Quando sei genitore una delle cose fondamentali, un pilastro dell'educazione, un precetto fondamentale da ribattere continuamente ai figli, se vuoi crescerli in un ambiente pedagogicamente ed eticamente sano, è senza dubbio: NON DEVI DIRE BUGIE!
E le bugie fanno piangere Gesù, le fatine, Buddha o quello in cui credete, le bugie hanno le gambe corte, il bambino bugiardo se lo mangiò il lupo, insomma il bugiardo è senza dubbio "la perzona falza" del mondo dei bambini.
E invece, alla faccia di Collodi, siamo noi genitori che diventiamo bugiardi patentati una volta che le creature entrano nell'età della ragione, quella che coincide anche con l'età delle domande scomode, dei perché, del fatto che si ricordano le strade, gli orari, i giorni della settimana e non puoi più bluffare sullo spazio/tempo. 

Questo post mi è venuto in mente dopo aver letto un tweet di Arianna che diceva così:


Sotto al tweet le dichiarazioni di altri genitori "mentirosi" che confessavano col capo coperto di cenere di aver più volte fatto ricorso all'antica arte dello sparar cazzate per togliersi da qualche spiegazione fastidiosa o guaio o sbattimento all'orizzonte. Perché alla fine è davvero solo per quello che si dicono, sono bugie piccole, piccole che non fanno male a nessuno e temprano i figli alla negazione e al sacrificio, le dici ogni tanto, quando sei stanco e quando davvero non hai voglia di adempiere ai tuoi doveri di genitore; ed ecco un profluvio di gelatai con piani ferie molto flessibili, giostre chiuse per pericolo caduta fulmini, negozi di giocattoli con gestori spesso malati o chiusi per eventi straordinari, giochi prodotti in edizioni limitatissime, giochi prodotti solo per i grossi supermercati quelli grandi grandi che sono vicini alle metropoli, edicole con orari al pubblico degni di un ufficio anagrafe e via dicendo. Io personalmente sono una bugiarda scaltra e convincente, riesco a dire una bugia credibile e ben articolata in pochi secondi e, con l'esperienza, ho capito anche che più sono dettagliate nella spiegazione e nelle motivazioni più il pargolo si acquieta. 
La mia top ten delle bugie rifilate alla Nina al momento è così stilata:

1) La tv trasmette cartoni e programmi per bambini solo e soltanto fino alle 09:00 poi solo tg. La programmazione riprende verso le 17:00 e alle 21:00 ricominciano i tg. 
Sì, anche su cartoonito, sì anche su RAI yo yo.

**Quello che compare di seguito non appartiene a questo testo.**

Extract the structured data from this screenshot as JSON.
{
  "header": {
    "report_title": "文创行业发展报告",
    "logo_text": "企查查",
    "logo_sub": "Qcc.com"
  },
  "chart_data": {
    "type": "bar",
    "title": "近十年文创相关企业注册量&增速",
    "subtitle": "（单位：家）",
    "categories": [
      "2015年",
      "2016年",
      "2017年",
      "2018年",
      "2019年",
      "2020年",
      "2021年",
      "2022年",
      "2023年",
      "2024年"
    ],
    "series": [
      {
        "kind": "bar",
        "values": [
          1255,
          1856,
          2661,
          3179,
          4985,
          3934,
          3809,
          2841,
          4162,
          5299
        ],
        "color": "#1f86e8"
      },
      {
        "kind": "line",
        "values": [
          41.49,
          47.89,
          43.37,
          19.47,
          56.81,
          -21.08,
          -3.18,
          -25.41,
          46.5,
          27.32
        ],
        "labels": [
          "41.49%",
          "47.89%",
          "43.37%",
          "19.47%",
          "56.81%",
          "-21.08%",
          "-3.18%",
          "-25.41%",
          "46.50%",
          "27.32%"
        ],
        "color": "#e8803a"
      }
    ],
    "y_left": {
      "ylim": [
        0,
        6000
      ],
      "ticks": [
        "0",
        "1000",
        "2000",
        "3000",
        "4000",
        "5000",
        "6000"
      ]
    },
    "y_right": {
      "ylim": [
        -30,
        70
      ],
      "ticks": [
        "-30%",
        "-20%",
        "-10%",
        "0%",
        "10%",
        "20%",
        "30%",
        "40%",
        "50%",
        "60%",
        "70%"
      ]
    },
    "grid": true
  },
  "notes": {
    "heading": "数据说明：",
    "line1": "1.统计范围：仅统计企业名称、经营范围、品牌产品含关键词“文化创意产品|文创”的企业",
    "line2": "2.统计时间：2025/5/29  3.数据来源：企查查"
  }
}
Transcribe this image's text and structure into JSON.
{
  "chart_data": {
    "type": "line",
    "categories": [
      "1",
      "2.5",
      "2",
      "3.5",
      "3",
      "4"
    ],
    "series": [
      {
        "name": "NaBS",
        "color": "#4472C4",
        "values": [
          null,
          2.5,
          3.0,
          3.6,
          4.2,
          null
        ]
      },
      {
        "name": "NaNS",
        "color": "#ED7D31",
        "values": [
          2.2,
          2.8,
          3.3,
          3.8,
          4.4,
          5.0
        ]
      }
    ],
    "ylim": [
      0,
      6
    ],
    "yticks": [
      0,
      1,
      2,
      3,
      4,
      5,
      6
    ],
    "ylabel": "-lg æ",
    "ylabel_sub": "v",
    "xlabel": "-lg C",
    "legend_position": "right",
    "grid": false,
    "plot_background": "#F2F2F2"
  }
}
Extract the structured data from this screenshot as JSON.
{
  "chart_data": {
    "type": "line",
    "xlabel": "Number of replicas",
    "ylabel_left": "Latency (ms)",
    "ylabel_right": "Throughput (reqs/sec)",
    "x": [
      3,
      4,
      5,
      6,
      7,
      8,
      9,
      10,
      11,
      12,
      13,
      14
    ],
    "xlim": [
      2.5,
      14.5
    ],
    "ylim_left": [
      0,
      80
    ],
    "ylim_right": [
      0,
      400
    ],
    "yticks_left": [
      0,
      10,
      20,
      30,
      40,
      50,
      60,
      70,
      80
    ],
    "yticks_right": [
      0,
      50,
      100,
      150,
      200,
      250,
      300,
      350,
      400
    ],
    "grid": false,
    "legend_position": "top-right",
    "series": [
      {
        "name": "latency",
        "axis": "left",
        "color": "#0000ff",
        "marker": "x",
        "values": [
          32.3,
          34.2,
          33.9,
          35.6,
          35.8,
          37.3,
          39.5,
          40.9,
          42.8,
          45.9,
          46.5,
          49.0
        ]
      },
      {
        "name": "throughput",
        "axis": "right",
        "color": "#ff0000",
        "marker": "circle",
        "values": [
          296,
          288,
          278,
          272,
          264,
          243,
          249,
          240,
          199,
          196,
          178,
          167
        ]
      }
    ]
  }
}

E mentre i bambini sono a scuola trasmettono questo:



2) Purtroppo per avere accesso ai parchi giochi come Disneyland od EuroDisney va presentato un certificato del pediatra dove si attesta che il bambino dorme nel suo letto almeno il 70% della notte altrimenti niente accesso al parco.

3) La nonna non può venire perché è alla messa ---> la messa è noiosa meglio non chiedere.
    La nonna non può venire perché è dal dottore ---> il dottore fa le punture meglio non insistere. 
Tendenzialmente la nonna sta guardando Netflix in quel momento.

4) Il parco giochi con scivoli e girelli è chiuso almeno due volte la settimana per manutenzione straordinaria del comune che lucida gli scivoli e collauda le altalene; è una questione di sicurezza, inutile passare anche a vedere tanto ora ci sono solo operai e ingegneri intorno ai giochini e che gusto c'è?
In realtà non piove da tre settimana e al parchetto giochi sembra di stare nel Sahara degli acari e del pulviscolo vario.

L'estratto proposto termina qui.